Joel A. C. Baum and Jitendra, V. Singh, Organization-Environment Coevolution, pp. 379-402 in Joel Baum and Jintendr Sing, eds. The Evolutionary Dynamics of Organzations, New York, NY, Oxford University Press, 1994.


Organizations influence their environments, and vice versa. The authors study the simultaneous evolution, or co-evolution of organizations and their environments. This approach assumes that changes may occur in all interacting populations or organizations, permitting change to be driven by both direct interactions and feedback from the rest of the system.

What is Organization-Environment Coevolution?

It requires that all changes in all interacting organizations result from direct and indirect feedback. An organization that stimulates the evolution of another organization is, in turn, itself responsive to that evolution, and the response is predictable.

In direct coevolution, two populations evolve in response to each other. In diffuse coevolution, one or more populations evolve in response to several other organizations in a community. In some situations there may be standard evolution as well. Coevolution implies nonlinear feedback among interacting populations.

Why Study Coevolution?

It is potentially more applicable in complex situations.

An Application to Coevolution in Ecological Communities

Community level interactions moderate population dynamics by altering selection pressures.

Coevolution in Ecological Communities

The instantaneous rate of population change dN/Dt = rN(1-N/K) where r is growth rate, N is population size, and K is carrying capacity. Over time the population size is self correcting, defined as loop dominance.

But populations also affect other populations. The size of one population can affect the rate of another population through competition. These are negative feedback loops. There can be competition and self-effect loops (either positive or negative). Self-effects are used to model the self-dampening effects of variables on their own growth.

Unlike the single system, the competitive system is potentially unstable. It could cause an increase in A to lower A, leading to a decrease B which decreases A and so on, creating a vicious downward cycle. In general the coexistence of competitors requires that the effects of competition within population must be stronger than the competitive effects between populations. If they are highly competitive any disturbance can knock them permanently off equilibrium.

Another interaction is predator-prey. Without predators the prey have a normal growth behavior, without prey the predators die out. Since the prey have a positive effect on the predators (rather than both mutually negative) the system is stable. Thus the growth rate of one organization is affected by another organization.

 

Qualitative Modeling of Coevolutionary Systems

This approach permits the inclusion of variables which are difficult to measure, as long as the direction of effect is known. It emcompasses paths between variables, loops and loop lengths. Conjunct loops have a common variable, disjunct loops do not. Feedback can be positive or negative. Feedback level is the number of variables in the feedback loop.

System Stability

For stability, feedback at all levels greater than 0 must be negative. Negative feedback in high level loops cannot be too strong relative to lower level loops.

Predicting Change

You can use differential equations to predict the change of one variable with the change in another. The equations show that sometimes the result of a change is not intuitive.

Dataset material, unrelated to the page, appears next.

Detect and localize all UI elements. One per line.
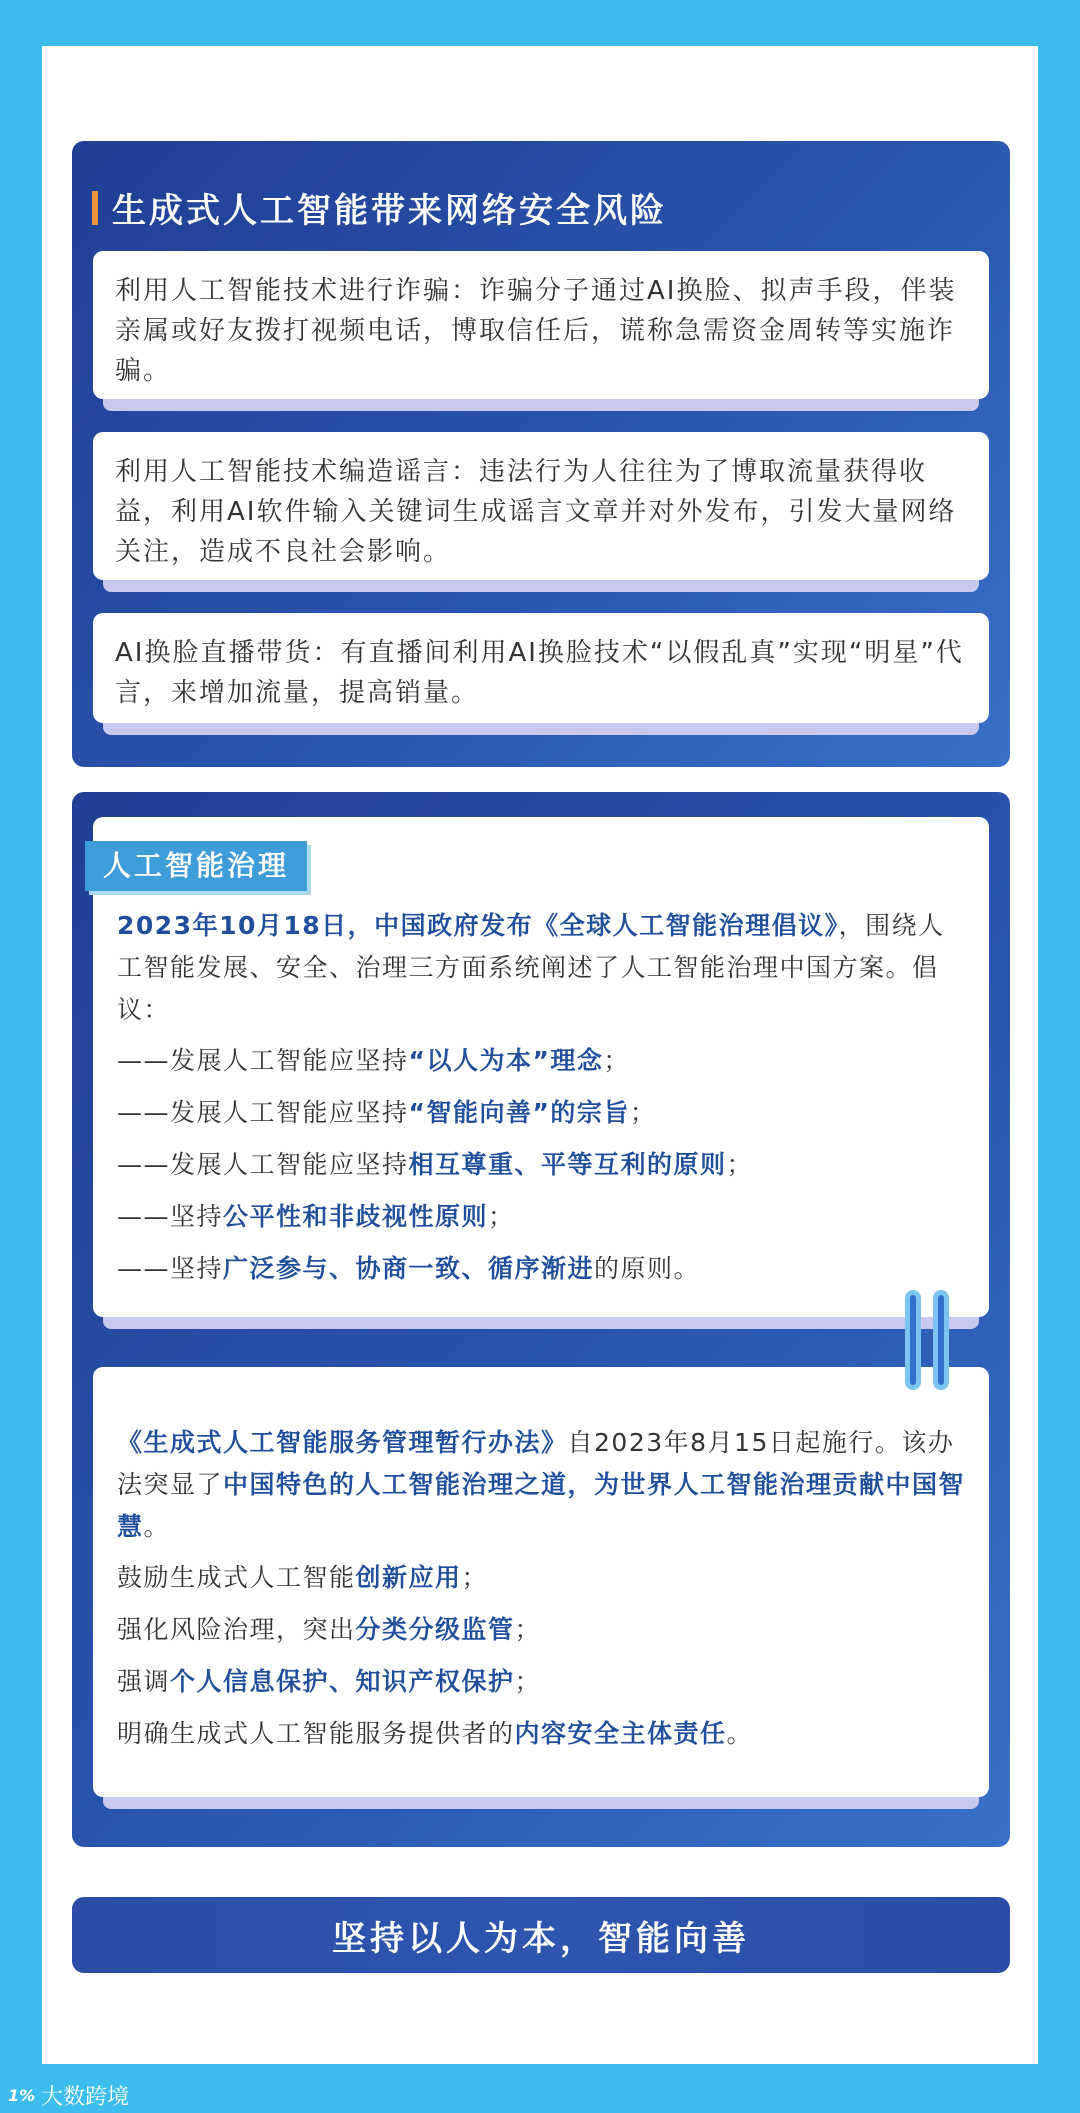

Coevolution in a Child Care System

The authors treat day care centers and nursery schools as distinct populations.

Models of the Child Care System

This model shows that:

* the impact of a change to the structure of the system can be felt at places removed from the change

* the patterns of correlations among variables depend not only on the relations of these variables themselves, but also on interactions in the rest of the system.

Implications

With the coevolutionary approach one can begin to understand the relationships between a set of organizations as a system. Due to feedback mechanisms changes in one area can produce non-intuitive changes to other areas. In complex systems of relationships, dependent-independent variable distinctions become less meaningful since changes in any one variable are caused endogenously by changes in others.

It's also important when the environment changes in response to the community system as well. Public policy is one applicable area. This shows how a well-intentioned policy can sometimes have surprising consequences when feedback relationships exist.

Sometimes it shows that it is in the best interest to promote the welfare of other systems to help your own.

Also in arms races or technological innovation mutual competition can be co-evolutionary, when competitors respond to and influence the actions of others. Or sometimes the environment of an organization continues to deteriorate because other species continue to evolve. Each speciies has to evolve faster just to hold its own against others.

In technology, this effect requires that continuous improvement be sustainable. It also means that in some situations it is advantageous to develop competitors, especially when legitimacy is being estabilished.